Concatenate dataframes vertically

  • pd.concat([inv_jan, inv_feb, inv_mar])
  • ignore the index: pd.concat([inv_jan, inv_feb, inv_mar]), ignore_index=True), index in this case: 0 ~ (n-1)
  • setting labels to original tables: pd.concat([inv_jan, inv_feb, inv_mar]), ignore_index=False, keys=['jan', 'feb', 'mar'])
  • sort columns : sort=True
  • default: join='outer', set join='inner'
# Concatenate the tables and add keys
inv_jul_thr_sep = pd.concat(
    [inv_jul, inv_aug, inv_sep],
    keys=['7Jul', '8Aug', '9Sep']
)

# Group the invoices by the index keys and find avg of the total column
avg_inv_by_month = inv_jul_thr_sep.groupby(level=0).agg(
    {'total':lambda x: sum(x)/len(x)}
)

# Bar plot of avg_inv_by_month
avg_inv_by_month.plot(kind='bar')
plt.show()
# Use the .append() method to combine the tracks tables
metallica_tracks = tracks_ride.append(
    [tracks_master, tracks_st],
    sort=False
)

# Merge metallica_tracks and invoice_items
tracks_invoices = metallica_tracks.merge(
    invoice_items,
    on='tid', how='inner'
)

# For each tid and name sum the quantity sold
tracks_sold = tracks_invoices.groupby(['tid', 'name']).agg({'quantity':'sum'})

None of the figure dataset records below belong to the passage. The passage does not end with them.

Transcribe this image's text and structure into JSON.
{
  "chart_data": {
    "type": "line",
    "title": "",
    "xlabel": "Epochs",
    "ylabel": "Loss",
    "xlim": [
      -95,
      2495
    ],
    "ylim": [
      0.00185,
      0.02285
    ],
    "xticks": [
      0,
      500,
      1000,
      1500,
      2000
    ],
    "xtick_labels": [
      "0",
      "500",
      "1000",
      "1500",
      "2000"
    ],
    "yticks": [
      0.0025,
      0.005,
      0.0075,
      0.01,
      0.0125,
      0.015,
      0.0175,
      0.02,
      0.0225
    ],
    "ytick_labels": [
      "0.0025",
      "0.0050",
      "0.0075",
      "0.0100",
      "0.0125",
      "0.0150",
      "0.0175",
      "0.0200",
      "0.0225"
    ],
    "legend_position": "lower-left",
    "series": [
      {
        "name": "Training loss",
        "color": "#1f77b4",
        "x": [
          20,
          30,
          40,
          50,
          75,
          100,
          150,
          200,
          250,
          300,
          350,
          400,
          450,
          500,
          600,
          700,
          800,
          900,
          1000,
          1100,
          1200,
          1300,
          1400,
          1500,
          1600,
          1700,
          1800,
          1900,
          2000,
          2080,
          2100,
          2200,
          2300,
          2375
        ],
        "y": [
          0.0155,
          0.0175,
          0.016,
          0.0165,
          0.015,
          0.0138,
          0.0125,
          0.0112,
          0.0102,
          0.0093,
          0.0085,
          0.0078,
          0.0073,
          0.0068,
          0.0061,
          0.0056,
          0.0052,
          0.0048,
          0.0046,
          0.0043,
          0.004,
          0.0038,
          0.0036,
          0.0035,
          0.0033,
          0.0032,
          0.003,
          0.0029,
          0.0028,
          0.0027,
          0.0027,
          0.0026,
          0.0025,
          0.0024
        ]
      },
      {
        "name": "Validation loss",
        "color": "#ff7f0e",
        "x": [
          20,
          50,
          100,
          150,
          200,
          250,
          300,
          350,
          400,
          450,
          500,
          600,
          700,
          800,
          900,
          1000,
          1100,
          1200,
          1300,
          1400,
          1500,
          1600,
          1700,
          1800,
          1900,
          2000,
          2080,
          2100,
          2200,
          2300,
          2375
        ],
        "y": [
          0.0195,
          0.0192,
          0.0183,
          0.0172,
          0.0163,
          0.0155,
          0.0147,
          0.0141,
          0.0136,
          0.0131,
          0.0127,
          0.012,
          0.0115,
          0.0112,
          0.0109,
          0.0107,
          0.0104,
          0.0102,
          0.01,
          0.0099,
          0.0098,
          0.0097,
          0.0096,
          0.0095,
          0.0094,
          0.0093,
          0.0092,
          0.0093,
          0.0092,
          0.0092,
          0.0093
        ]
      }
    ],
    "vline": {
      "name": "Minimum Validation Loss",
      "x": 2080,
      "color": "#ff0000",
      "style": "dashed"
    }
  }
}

# Sort in decending order by quantity and print the results
print(tracks_sold.sort_values('quantity', ascending=False))

Verifying integrity

Validating merges

  • validate='one_to_one'
  • one_to_many
  • many_to_one
  • many_to_many
# Concatenate the classic tables vertically
classic_18_19 = pd.concat([classic_18, classic_19], ignore_index=True)

# Concatenate the pop tables vertically
pop_18_19 = pd.concat([pop_18, pop_19], ignore_index=True)

# Merge classic_18_19 with pop_18_19
classic_pop = classic_18_19.merge(pop_18_19, on='tid', how='inner')

# Using .isin(), filter classic_18_19 rows where tid is in classic_pop
popular_classic = classic_18_19[classic_18_19['tid'].isin(classic_pop['tid'])]

# Print popular chart
print(popular_classic)

Verifying concatenations

  • .concat(verify_integrity=False):
    • check whether the new concatenated index contains duplicates
    • default value is false